Alasan ulama yang menjadikan mafhum
mukholafah sebagai hujah, yaitu:
1. Bahwasnya syara’ membatasi
hukum-hukum tersebut mempunyai arti atas hikmah.
2. Jika mafhum mukholafah dijadikan
hujah, maka kita harus selalu mengambil dengan mafhum mukholafah tesebut dan
meninggalkan hukum yang disebu oleh nash.
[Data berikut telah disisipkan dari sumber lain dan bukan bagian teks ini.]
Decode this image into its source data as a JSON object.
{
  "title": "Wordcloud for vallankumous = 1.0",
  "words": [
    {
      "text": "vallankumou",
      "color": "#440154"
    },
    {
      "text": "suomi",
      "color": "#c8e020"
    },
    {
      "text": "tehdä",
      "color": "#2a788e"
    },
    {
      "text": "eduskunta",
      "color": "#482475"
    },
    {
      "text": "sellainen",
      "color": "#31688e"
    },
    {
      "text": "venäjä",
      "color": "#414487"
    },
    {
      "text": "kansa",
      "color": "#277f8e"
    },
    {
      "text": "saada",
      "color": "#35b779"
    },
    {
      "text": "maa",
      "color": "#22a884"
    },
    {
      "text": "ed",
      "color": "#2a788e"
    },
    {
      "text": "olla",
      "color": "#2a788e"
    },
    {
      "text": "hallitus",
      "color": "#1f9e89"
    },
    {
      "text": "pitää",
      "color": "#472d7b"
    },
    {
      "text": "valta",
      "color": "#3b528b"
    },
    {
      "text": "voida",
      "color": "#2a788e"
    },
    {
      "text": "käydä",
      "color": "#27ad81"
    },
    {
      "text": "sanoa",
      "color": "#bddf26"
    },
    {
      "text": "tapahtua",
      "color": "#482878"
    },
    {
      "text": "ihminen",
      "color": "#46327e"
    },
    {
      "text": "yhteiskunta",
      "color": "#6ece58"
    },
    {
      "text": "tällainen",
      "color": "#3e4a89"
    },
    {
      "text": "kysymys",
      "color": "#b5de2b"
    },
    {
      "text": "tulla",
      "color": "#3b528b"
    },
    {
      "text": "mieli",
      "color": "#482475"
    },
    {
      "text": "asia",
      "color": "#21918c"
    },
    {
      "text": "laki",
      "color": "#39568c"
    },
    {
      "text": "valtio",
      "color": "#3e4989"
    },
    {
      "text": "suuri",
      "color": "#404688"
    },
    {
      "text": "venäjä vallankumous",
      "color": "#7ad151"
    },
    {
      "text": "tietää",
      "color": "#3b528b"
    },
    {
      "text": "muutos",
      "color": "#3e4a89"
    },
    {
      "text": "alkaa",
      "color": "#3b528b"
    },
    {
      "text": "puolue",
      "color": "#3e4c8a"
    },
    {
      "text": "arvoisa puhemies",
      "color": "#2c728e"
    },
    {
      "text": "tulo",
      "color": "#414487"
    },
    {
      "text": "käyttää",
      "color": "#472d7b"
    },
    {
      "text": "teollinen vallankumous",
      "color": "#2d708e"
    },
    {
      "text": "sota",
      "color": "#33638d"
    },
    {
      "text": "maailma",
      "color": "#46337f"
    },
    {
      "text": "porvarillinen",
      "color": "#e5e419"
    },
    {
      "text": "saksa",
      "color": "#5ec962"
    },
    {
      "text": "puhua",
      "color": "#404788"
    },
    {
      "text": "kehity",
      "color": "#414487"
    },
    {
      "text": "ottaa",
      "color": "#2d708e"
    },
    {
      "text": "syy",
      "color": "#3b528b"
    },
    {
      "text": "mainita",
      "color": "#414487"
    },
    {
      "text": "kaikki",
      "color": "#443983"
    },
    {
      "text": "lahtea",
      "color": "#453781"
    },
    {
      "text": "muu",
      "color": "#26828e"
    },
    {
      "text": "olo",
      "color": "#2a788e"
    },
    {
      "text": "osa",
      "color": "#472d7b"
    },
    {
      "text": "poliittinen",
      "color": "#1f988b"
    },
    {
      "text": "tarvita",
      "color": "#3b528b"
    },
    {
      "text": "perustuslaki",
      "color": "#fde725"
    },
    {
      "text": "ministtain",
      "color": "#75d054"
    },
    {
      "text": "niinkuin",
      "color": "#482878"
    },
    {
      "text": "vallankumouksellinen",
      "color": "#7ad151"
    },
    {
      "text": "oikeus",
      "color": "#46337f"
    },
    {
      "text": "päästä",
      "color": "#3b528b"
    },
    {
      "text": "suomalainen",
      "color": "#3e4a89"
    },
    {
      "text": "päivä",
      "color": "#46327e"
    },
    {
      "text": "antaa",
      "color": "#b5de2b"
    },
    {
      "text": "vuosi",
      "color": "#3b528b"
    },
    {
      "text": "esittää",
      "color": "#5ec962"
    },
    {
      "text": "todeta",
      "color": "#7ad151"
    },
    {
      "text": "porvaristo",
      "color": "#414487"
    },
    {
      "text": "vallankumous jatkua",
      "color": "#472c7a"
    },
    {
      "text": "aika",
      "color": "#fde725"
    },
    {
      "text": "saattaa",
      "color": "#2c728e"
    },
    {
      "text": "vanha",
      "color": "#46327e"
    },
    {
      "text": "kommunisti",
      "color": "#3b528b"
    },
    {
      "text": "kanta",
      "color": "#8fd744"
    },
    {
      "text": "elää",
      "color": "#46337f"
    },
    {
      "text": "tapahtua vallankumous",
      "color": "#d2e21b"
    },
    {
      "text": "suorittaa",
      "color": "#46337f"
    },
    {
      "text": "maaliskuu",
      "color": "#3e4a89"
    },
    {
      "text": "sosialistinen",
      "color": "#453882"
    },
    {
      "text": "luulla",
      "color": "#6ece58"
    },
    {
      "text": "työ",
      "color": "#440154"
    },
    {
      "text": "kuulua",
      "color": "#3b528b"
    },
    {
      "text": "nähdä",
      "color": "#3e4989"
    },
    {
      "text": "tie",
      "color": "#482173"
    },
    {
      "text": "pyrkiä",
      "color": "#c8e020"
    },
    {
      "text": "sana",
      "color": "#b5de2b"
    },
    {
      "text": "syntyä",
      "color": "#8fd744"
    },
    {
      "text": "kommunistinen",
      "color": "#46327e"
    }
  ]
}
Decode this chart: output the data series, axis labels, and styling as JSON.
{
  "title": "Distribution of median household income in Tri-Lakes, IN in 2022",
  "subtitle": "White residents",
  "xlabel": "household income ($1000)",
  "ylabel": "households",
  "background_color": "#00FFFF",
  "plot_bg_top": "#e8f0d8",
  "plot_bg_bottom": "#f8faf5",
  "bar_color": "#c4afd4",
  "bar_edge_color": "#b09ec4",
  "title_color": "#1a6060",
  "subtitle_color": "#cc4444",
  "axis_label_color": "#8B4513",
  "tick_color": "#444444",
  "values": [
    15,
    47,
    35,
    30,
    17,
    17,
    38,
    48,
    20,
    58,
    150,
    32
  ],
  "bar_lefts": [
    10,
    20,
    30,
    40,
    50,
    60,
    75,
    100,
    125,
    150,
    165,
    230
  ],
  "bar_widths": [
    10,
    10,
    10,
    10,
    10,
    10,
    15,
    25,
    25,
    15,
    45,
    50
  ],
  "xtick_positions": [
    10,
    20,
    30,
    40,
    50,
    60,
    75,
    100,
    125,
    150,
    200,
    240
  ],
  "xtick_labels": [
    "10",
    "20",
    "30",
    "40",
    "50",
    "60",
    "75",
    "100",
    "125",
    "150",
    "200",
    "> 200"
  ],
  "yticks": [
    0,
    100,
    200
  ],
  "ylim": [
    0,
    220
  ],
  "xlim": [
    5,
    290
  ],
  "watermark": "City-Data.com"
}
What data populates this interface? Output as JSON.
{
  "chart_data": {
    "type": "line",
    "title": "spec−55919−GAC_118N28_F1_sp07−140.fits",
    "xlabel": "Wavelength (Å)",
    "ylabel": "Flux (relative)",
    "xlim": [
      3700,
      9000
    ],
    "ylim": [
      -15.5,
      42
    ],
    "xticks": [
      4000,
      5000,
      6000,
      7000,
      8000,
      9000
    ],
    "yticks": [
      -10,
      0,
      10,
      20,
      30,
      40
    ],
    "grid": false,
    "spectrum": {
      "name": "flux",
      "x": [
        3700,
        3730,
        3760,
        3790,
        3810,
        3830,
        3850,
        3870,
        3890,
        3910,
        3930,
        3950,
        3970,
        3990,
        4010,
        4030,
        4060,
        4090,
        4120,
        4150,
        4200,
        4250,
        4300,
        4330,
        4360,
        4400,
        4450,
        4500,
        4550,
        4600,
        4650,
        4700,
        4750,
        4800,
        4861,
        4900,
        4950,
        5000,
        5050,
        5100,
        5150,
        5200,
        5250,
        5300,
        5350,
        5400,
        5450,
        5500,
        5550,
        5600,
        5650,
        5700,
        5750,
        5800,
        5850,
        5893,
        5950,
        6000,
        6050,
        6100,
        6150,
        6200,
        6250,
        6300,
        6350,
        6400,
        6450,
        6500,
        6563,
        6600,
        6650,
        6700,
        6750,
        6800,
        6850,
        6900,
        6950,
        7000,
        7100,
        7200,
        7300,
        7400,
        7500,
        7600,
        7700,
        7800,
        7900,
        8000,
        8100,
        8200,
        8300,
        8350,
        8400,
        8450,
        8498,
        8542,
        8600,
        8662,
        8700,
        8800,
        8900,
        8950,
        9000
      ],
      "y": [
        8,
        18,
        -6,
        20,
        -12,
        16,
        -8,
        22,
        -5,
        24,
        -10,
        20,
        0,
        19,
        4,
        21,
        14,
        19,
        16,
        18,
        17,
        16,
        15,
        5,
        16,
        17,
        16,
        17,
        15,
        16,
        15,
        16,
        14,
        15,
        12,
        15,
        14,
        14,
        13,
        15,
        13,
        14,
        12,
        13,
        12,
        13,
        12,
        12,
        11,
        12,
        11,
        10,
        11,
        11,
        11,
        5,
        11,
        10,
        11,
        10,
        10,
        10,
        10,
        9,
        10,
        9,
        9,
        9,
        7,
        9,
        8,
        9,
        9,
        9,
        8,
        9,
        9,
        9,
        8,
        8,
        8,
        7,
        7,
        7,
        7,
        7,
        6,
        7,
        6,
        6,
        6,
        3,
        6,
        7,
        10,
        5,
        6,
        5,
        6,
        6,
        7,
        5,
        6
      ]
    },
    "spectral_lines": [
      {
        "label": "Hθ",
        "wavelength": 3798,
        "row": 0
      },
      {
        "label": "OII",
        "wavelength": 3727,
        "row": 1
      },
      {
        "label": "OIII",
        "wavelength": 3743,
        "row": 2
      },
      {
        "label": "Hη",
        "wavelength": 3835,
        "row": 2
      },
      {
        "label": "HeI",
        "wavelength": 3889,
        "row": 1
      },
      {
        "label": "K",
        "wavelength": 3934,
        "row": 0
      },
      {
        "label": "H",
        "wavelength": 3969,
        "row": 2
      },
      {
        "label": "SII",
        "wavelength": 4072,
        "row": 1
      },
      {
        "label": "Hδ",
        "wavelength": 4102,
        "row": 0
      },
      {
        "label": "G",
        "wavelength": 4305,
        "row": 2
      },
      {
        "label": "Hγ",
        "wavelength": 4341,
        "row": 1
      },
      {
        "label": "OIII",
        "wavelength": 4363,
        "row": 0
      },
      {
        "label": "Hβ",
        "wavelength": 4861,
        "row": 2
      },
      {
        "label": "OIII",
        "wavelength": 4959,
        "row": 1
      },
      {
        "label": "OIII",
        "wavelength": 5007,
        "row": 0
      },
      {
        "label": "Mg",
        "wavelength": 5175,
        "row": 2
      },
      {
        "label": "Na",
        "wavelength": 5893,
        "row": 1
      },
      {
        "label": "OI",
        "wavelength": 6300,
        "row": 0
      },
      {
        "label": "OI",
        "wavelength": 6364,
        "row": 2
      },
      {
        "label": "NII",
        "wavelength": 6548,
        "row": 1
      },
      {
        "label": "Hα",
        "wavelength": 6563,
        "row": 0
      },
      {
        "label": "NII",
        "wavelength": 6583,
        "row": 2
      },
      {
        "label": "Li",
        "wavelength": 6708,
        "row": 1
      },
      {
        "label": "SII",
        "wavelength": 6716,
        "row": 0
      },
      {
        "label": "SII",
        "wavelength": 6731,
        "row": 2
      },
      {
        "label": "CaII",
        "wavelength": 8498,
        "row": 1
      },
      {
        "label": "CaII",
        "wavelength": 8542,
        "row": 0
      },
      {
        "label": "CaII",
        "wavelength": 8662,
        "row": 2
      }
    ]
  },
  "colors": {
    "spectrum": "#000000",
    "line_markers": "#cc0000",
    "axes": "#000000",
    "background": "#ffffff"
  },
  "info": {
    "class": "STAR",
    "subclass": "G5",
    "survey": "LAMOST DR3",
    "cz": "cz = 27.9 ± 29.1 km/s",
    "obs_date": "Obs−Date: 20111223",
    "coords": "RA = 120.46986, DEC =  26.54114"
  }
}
Padahal kita dapati nash-nash yang
menunjukan bahwa syara’ mengabaikan penggunaan mafhgum mukholafah seperti
firman Allah ( an-Nisa’:101)
وَإِذَا
ضَرَبْتُمْ فِي الْأَرْضِ فَلَيْسَ عَلَيْكُمْ جُنَاحٌ أَنْ تَقْصُرُوا مِنَ
الصَّلَاةِ إِنْ خِفْتُمْ أَنْ يَفْتِنَكُمُ الَّذِينَ كَفَرُوا
3. Terhadap pendapat yang menyatakan
bahwa adanya pembatasan hukum bagi yang disebut pasti mempunyai penggunaan dan
jika tidak mempunyai kegunaan dianggap sia-sia; ulama hanafiyah mengatakan
bahwa kegunaan itu bukanlah berarti menetapkan hukum yang sebaliknya bagi yang
tidak disebut, melainkan kegunaannya adalah adanya yang tidak disebut itu
justeru mengharuskan hukumnya dari dalil lain atau ditetapkan hukumnya
berdasarkan: ”asal dari sesuatu itu boleh”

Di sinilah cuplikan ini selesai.